Okay, let me talk about this doodle comic for a minute.
This was drawn during my semester at The Center for Cartoon Studies, which was really the last time I doodled besides the ones I put in letters to friends and fans. I stopped doodling once I really started making comics seriously, but for years that was all I did. I did fine art for school, but really, all I cared about was the doodles and art in my sketchbook (some of which is on my sketch page). The way I learned how to make comics was to obsessively doodle for 25 years (ok ok maybe 23, I probably started making art at 2, not at birth) while writing unrelated embarrassing Mary Sue insert fan fiction in my head every night for hours as my way of falling asleep. Oh, and I read comics all the time too. All of those things gave me the chops that I had to be able to pretty much start making decent comics right off the bat.

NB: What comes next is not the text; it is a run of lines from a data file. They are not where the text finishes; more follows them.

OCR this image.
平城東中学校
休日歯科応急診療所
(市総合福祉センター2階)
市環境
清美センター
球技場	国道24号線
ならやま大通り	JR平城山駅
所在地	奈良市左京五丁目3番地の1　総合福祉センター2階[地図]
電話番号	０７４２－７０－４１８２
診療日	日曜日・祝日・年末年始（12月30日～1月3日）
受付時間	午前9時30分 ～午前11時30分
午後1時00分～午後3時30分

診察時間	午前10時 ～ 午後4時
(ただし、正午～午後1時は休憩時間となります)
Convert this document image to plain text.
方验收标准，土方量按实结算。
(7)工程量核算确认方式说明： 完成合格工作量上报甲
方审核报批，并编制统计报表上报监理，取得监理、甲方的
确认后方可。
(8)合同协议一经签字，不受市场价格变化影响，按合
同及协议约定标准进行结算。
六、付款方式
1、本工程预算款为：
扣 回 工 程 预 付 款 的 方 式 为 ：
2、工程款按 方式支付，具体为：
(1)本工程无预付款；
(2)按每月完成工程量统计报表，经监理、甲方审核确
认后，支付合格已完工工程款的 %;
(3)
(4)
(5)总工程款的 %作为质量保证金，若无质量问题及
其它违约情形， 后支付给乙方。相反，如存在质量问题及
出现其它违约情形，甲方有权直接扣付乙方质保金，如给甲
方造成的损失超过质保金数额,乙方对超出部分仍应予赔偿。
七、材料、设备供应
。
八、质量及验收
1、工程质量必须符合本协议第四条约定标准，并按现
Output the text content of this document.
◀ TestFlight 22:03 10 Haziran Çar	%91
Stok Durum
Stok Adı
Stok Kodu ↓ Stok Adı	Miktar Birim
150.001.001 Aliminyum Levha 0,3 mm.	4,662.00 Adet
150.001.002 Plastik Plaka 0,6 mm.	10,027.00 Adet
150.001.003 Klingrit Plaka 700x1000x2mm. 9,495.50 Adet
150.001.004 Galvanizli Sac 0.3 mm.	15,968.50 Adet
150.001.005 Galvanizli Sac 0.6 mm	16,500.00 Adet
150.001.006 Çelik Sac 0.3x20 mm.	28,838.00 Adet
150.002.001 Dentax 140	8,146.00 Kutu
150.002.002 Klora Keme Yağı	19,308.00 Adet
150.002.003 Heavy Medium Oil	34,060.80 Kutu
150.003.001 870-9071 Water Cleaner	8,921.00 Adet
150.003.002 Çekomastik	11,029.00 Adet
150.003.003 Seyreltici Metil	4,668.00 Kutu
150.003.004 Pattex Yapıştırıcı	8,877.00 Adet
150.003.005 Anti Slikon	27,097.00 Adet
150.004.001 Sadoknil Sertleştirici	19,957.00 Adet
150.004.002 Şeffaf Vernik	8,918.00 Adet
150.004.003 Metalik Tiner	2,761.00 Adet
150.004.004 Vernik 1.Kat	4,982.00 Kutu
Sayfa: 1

ANYWAY THAT WAS NOT WHAT I REALLY WANTED TO TALK ABOUT AT ALL!
What I want to talk about is how I come up with ideas, bc I feel like people have trouble doing that. The first comic I linked earlier I did when I was 19. I then didn’t do another real comic until I was 25. The second one was a response to a prompt that Square City Comics gave at the first meeting of theirs I ever attended, which was, “a brush with the law.”
After that, I went to CCS. I did a few more comics before, but really I only did 3 or 4 real comics total before going “Fuck man, I need help with this.”
What CCS taught me more than anything else, is that what gets me to make comics faster and easier than anything else is having restrictions and prompts. So the first semester, my teacher would say something like, “You need to do a comic about a vacation in 8 pages. Each page needs to have three tiers. You’ve got a month” (please keep in my mind most of us were full time students at that point so 8 pages in a month was pretty painless, if it sounds like a lot it would be for me now). And then I would panic because I wouldn’t have an idea for 3 days but I’d doodle and fret like crazy. Then BOOM! IDEA! Having the restrictions of a page count and the tiers, and having a prompt that was vague but still concrete ended up being what ended up making me inspired to make comics and stories on a consistent basis.
To this day, I still use prompts when I feel low on ideas. It’s the reason I do as many anthologies as I can. It’s a prompt with certain restrictions (most often page count, but sometimes other things) that will eventually give me a story that people will pay me to make! Plus, I get to network with other cartoonists that are in the anthology. Anthologies rule, seriously.
And even if you aren’t accepted into the anthology, you can still do the story. The webcomic I’m working on started as a failed pitch to the Beyond anthology. It’s now a completely different animal, but the prompt of “queer urban fantasy,” is how I came up with the idea.
Not every prompt is going to be fruitful. I wish that I could be in every cool anthology, but certain themes and ideas are just not gonna cut it. But anyway, my advice if your stuck not being able to think of comic ideas is to look up some writing prompts and find one you like and make a SHORT comic about it.